Le dernier film Américain de Lang, bien que noir, et proche de M par son approche d'un sujet aussi complexe et "langien" que la peine de mort, est certainement parmi les plus clivants de son oeuvre! Certains critiques lui sont tombés dessus à boulets rouges à sa sortie, et aujourd'hui les avis sont encore partagés... Il serait une erreur d'imaginer que ce film prenne d'ailleurs vraiment parti pour ou contre la peine de mort, comme M d'ailleurs: les deux films prennent prétexte du débat sur la peine capitale, pour évoquer la justice, l'un à hauteur d'un homme, cet assassin qu'on cherche, qu'on traque, et qu'on séquestre, dont on interroge la posture de victime: de lui et ses pulsions, de ses kidnappeurs, qui sont les criminels? l'autre film situe le débat dans la sphère judiciaire, c'est-à-dire dans un univers policé où on est supposé voir plus clair, mais... ce ne sera pourtant pas le cas.

Tom Garrett (Dana Andrews) est un écrivain, et son meilleur ami, Austin Spencer (Sidney Blackmer), le patron du journal qui l'a longtemps employé, est un fervent militant contre la peine de mort. Il cherche à attirer son ami à sa cause, et celui-ci accepte de collaborer avec lui, d'autant qu'il est préoccupé par la possibilité d'envoyer un innocent à la chaise électrique. On parle en France, de "preuves à l'appui", la formule légale récurrente en Anglais est "beyond a reasonable doubt"', l'accusé doit être considéré comme coupable "au-delà d'un "doute raisonnable". C'est cette notion de "doute raisonnable", qu'ils veulent explorer: et si on fabriquait un coupable, pour guider la justice dans la mauvaise direction, et prouver ensuite au terme d'un procès bien huilé que la justice s'est faite avoir et s'apprête à condamner un innocent... Tom Garrett, l'écrivain sans histoire, va donc être le cobaye de l'expérience, et les deux hommes trouvent un crime inexpliqué, qui est parfait pour leur dessein: ils vont donc s'acharner à faire de Tom le seul coupable possible, en inventant des preuves de sa culpabilité... Tout va se dérouler comme prévu, jusqu'à ce que Spencer, qui porte les clichés et les preuves sur lui, soit victime d'un accident de voiture, et bien sur celle-ci est carbonisée...

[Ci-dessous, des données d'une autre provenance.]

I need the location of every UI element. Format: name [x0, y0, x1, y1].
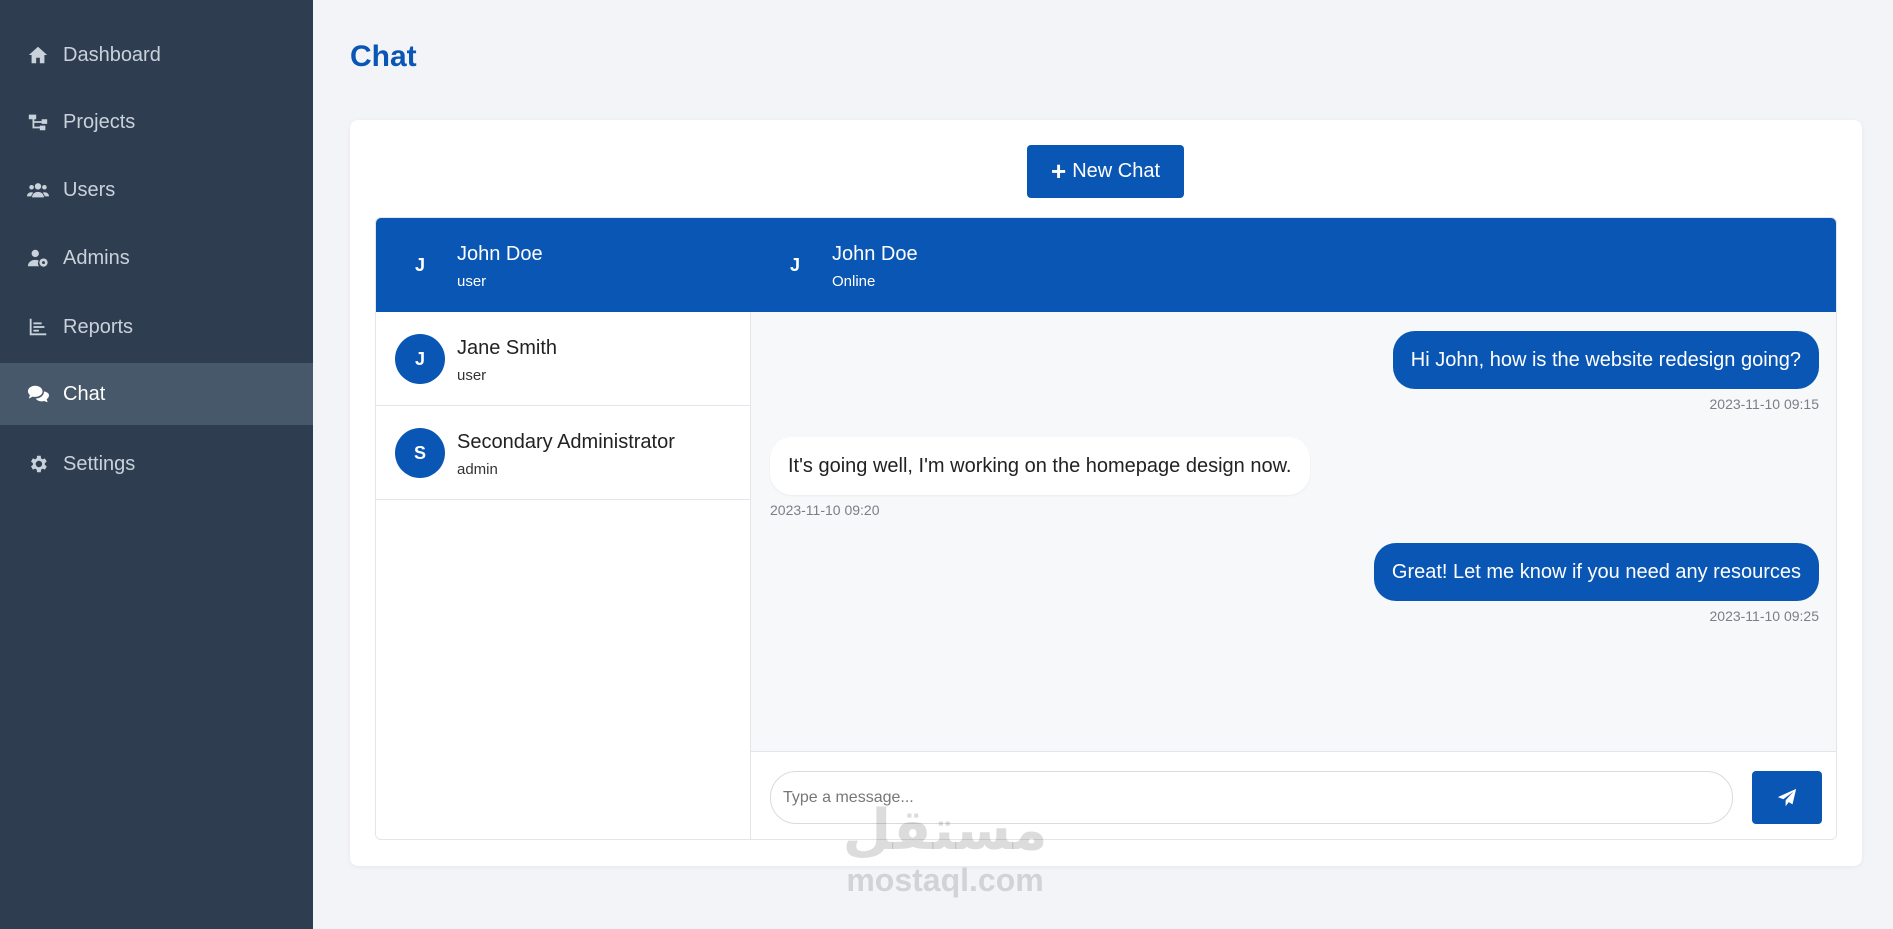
users-icon	[26, 178, 50, 202]
watermark-logo: مستقل	[842, 798, 1048, 863]
message-timestamp: 2023-11-10 09:20	[770, 502, 880, 518]
comments-icon	[26, 382, 50, 406]
sidebar-item-settings[interactable]: Settings	[0, 433, 313, 495]
conversation-header: J John Doe Online	[751, 218, 1836, 312]
sidebar-item-admins[interactable]: Admins	[0, 227, 313, 289]
sidebar-item-label: Projects	[63, 110, 136, 133]
plus-icon: +	[1051, 155, 1067, 186]
contact-item-secondary-administrator[interactable]: S Secondary Administrator admin	[376, 406, 751, 500]
avatar: J	[395, 334, 445, 384]
new-chat-button[interactable]: + New Chat	[1027, 145, 1184, 198]
message-timestamp: 2023-11-10 09:25	[1709, 608, 1820, 624]
message-bubble-outgoing: Great! Let me know if you need any resou…	[1373, 543, 1819, 601]
watermark-text: mostaql.com	[846, 862, 1044, 898]
sidebar-item-label: Admins	[63, 246, 130, 269]
page-title: Chat	[350, 40, 417, 73]
paper-plane-icon	[1776, 787, 1798, 809]
conversation-name: John Doe	[832, 243, 918, 265]
avatar: J	[789, 254, 800, 275]
sidebar-item-users[interactable]: Users	[0, 159, 313, 221]
message-timestamp: 2023-11-10 09:15	[1709, 396, 1820, 412]
contact-item-jane-smith[interactable]: J Jane Smith user	[376, 312, 751, 406]
sidebar: Dashboard Projects Users Admins Reports …	[0, 0, 313, 929]
avatar: J	[414, 254, 425, 275]
chart-icon	[26, 315, 50, 339]
message-bubble-incoming: It's going well, I'm working on the home…	[770, 437, 1310, 495]
chat-panel: J John Doe user J Jane Smith user S Seco…	[375, 217, 1837, 840]
gear-icon	[26, 452, 50, 476]
contact-name: Jane Smith	[457, 337, 558, 359]
contact-list: J John Doe user J Jane Smith user S Seco…	[376, 218, 751, 839]
sidebar-item-dashboard[interactable]: Dashboard	[0, 24, 313, 86]
conversation: J John Doe Online Hi John, how is the we…	[751, 218, 1836, 839]
contact-role: user	[457, 273, 487, 290]
sidebar-item-projects[interactable]: Projects	[0, 91, 313, 153]
new-chat-label: New Chat	[1072, 160, 1160, 182]
contact-name: John Doe	[457, 243, 543, 265]
contact-name: Secondary Administrator	[457, 431, 675, 453]
contact-role: admin	[457, 461, 498, 478]
message-bubble-outgoing: Hi John, how is the website redesign goi…	[1392, 331, 1819, 389]
sidebar-item-chat[interactable]: Chat	[0, 363, 313, 425]
sidebar-item-label: Users	[63, 178, 116, 201]
sidebar-item-label: Dashboard	[63, 43, 161, 66]
sidebar-item-label: Settings	[63, 452, 136, 475]
avatar: S	[395, 428, 445, 478]
user-cog-icon	[26, 246, 50, 270]
sitemap-icon	[26, 110, 50, 134]
contact-item-john-doe[interactable]: J John Doe user	[376, 218, 751, 312]
sidebar-item-label: Reports	[63, 315, 134, 338]
send-button[interactable]	[1752, 771, 1822, 824]
contact-role: user	[457, 367, 487, 384]
conversation-status: Online	[832, 273, 876, 290]
sidebar-item-label: Chat	[63, 382, 106, 405]
sidebar-item-reports[interactable]: Reports	[0, 296, 313, 358]
home-icon	[26, 43, 50, 67]
watermark: مستقل mostaql.com	[830, 800, 1060, 910]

Avec les preuves, bien sur.

Une motivation supplémentaire pour Tom Garrett qui va bien sur compliquer les choses, est qu'il est prévu qu'il se marie avec la belle Susan Spencer (Joan Fontaine), la fille d'Austin, qui n'est pas mise au courant de la machination et qui bien entendu doit voir son fiancé se comporter d'une manière inattendue: pour commencer, la victime du meurtre "exploité" par les deux héros est une strip-teaseuse, donc Tom doit fréquenter ce milieu, ce qui ne va pas arranger les choses.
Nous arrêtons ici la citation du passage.